La force du texte de Georges Perec, qui peut parfois paraître austère, exigeant, lourd de concepts, des exercices à faire, s'illumine par une mise en scène aérée, épanouie dans le beau jeu de ce trio qui s'écoute, s’interpelle, se complète par la grâce d'une inventive composition scénographique, d'images, de lumières, de voix off, comme le narrateur qui nous parle, et les acteurs se glissant dans ces ponctuations dont Georges Perec, par un clin d’œil, aurait applaudi.
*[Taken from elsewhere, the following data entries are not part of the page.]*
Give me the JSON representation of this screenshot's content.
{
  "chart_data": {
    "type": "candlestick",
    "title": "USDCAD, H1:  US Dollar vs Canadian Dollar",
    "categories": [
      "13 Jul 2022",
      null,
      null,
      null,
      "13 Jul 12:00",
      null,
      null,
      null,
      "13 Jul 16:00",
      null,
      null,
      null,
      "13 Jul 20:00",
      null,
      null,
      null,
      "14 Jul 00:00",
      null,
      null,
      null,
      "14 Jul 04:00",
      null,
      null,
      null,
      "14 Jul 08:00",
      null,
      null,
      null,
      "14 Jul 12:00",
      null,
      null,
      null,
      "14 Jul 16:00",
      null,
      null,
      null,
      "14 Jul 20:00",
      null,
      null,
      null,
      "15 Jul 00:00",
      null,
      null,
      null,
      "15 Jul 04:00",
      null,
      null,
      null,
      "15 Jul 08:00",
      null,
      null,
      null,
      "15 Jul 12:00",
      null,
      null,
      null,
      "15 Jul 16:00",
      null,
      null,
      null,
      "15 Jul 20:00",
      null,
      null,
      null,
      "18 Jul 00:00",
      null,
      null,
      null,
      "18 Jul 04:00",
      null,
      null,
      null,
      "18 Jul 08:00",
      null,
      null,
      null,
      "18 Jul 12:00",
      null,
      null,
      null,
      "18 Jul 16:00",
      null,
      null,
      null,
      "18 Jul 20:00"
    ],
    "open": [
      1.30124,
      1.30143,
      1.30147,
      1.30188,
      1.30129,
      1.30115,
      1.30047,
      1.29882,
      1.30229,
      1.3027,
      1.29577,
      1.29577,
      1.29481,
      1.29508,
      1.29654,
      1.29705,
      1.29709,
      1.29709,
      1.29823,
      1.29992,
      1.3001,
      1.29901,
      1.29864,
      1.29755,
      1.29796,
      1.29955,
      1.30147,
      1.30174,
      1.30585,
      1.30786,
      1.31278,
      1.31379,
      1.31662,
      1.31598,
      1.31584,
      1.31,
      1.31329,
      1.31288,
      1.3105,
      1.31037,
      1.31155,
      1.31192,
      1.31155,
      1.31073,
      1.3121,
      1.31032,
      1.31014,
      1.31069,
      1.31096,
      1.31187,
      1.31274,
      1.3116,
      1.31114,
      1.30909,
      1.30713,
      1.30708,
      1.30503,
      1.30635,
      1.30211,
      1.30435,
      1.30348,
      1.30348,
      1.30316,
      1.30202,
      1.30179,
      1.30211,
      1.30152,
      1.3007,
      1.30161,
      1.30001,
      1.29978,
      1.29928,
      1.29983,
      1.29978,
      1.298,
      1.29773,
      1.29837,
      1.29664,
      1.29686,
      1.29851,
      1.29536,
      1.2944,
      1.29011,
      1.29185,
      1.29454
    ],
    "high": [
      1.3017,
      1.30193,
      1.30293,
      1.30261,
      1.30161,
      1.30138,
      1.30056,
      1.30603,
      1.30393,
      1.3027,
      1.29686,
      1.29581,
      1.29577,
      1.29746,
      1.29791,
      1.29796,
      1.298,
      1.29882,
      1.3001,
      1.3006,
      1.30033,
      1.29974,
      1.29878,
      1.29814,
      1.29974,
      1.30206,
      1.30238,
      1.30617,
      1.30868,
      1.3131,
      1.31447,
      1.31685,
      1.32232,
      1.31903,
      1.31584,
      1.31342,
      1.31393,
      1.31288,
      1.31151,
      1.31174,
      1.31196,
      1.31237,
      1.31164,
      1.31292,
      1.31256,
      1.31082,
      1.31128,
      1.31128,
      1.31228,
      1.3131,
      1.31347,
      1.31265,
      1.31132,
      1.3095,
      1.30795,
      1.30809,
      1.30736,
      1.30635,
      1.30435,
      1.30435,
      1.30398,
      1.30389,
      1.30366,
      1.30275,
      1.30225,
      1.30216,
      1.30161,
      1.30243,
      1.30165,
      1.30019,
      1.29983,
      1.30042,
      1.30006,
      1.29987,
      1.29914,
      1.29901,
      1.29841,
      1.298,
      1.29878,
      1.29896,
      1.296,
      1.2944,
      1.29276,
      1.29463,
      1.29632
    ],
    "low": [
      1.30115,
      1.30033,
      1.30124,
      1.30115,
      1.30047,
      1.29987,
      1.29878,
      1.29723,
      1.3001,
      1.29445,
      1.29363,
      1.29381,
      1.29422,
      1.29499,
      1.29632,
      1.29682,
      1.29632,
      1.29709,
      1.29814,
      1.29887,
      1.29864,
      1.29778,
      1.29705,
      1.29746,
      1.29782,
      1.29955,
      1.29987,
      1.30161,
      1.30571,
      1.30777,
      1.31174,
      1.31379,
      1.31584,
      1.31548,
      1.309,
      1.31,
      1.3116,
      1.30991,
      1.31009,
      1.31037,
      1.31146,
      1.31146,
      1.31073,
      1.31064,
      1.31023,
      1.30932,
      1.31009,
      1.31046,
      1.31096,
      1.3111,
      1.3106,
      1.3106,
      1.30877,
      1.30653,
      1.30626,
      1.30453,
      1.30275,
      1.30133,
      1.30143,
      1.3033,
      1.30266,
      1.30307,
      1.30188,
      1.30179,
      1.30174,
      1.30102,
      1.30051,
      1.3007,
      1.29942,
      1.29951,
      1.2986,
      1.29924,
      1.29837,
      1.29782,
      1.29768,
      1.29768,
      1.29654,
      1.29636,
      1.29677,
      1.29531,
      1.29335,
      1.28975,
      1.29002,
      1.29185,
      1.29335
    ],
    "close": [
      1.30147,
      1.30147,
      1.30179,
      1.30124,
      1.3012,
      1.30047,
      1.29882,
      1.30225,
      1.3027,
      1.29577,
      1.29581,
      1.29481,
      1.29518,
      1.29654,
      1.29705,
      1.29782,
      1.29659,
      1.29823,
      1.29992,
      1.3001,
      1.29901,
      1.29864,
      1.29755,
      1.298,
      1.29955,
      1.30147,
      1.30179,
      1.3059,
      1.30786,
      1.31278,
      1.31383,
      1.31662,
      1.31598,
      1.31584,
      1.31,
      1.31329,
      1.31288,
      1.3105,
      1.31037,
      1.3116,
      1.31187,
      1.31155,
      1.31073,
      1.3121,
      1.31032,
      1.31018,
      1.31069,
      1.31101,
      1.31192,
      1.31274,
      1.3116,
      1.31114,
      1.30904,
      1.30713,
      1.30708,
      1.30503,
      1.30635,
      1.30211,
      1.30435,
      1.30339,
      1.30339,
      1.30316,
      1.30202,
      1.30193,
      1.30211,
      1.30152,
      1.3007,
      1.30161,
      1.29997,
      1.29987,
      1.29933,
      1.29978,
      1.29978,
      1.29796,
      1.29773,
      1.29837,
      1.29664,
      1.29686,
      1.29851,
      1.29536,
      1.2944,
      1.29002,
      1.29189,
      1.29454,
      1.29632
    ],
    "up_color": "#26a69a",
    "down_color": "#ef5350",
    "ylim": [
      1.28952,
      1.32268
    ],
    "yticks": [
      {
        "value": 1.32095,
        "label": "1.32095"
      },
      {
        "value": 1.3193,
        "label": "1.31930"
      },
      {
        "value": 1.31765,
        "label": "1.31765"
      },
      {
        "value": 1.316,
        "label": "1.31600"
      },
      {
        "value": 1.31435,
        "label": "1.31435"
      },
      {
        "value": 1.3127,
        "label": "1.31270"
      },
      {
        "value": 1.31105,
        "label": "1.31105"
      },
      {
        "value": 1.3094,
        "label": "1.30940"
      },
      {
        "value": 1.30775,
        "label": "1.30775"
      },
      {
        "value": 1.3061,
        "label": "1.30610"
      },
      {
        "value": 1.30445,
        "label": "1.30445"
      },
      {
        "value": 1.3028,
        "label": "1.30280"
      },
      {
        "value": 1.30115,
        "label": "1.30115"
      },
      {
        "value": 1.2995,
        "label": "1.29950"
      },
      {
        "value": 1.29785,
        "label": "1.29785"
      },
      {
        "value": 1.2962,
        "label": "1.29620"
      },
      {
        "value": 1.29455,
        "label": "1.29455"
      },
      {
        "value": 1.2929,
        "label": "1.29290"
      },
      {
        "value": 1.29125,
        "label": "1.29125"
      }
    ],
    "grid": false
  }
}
Il y a quelque chose à voir avec une virtuosité légère, un déplacement dans l'espace, justement cet espace dont il est question, dans une appréhension très simple, linéaire et qui nous invite à une réflexion de ce que nous faisons, individuellement et collectivement de cette espèce de surface, des multiples lieux que nous nous construisons ou imaginons.

Et pour moi, cette espèce d'espaces, est aussi celle des frontières que Georges Perec aborde et dont Anne-Marie Lazarini  se saisit et que j'ai vécu, cette espèce de métèque que je suis, avec émotion : [...]«Les pays sont séparés les uns des autres par des frontières. Passer une frontière est toujours quelque chose d’un peu émouvant : une limite imaginaire, matérialisée par une barrière de bois qui d’ailleurs n’est jamais vraiment sur ligne qu’elle est censée représenter, mais quelques dizaines ou quelques centaines de mètres en deçà ou au-delà, suffit pour tout changer»[...]

Le jeu des acteurs est empreint d'une rigueur toute à Georges Perec sur les mots et le mot précis, dans une grille "en liberté", avec l'aisance qu'on prend quand on est rempli du plaisir de jouer. Les trois comédiens, Michel Ouimet (le Ravel-Echenoz de la pièce précédente), Andréa Retz- Rouyet qui a du connaître l'époque de ces espaces et Stéphanie Lanier, nous offrent avec la « théâtralité » que ce texte mérite, cette scène où Anne-Marie Lazarini a, avec bonheur, fait place à tous les espaces...

Autour de moi mes amis n'ont pas eu l'occasion de voir ces espaces (qui se ferment le 26 avril). Y aura-t-il une reprise ? Je crois qu'ils seraient nombreux, en tout cas je le leur souhaite.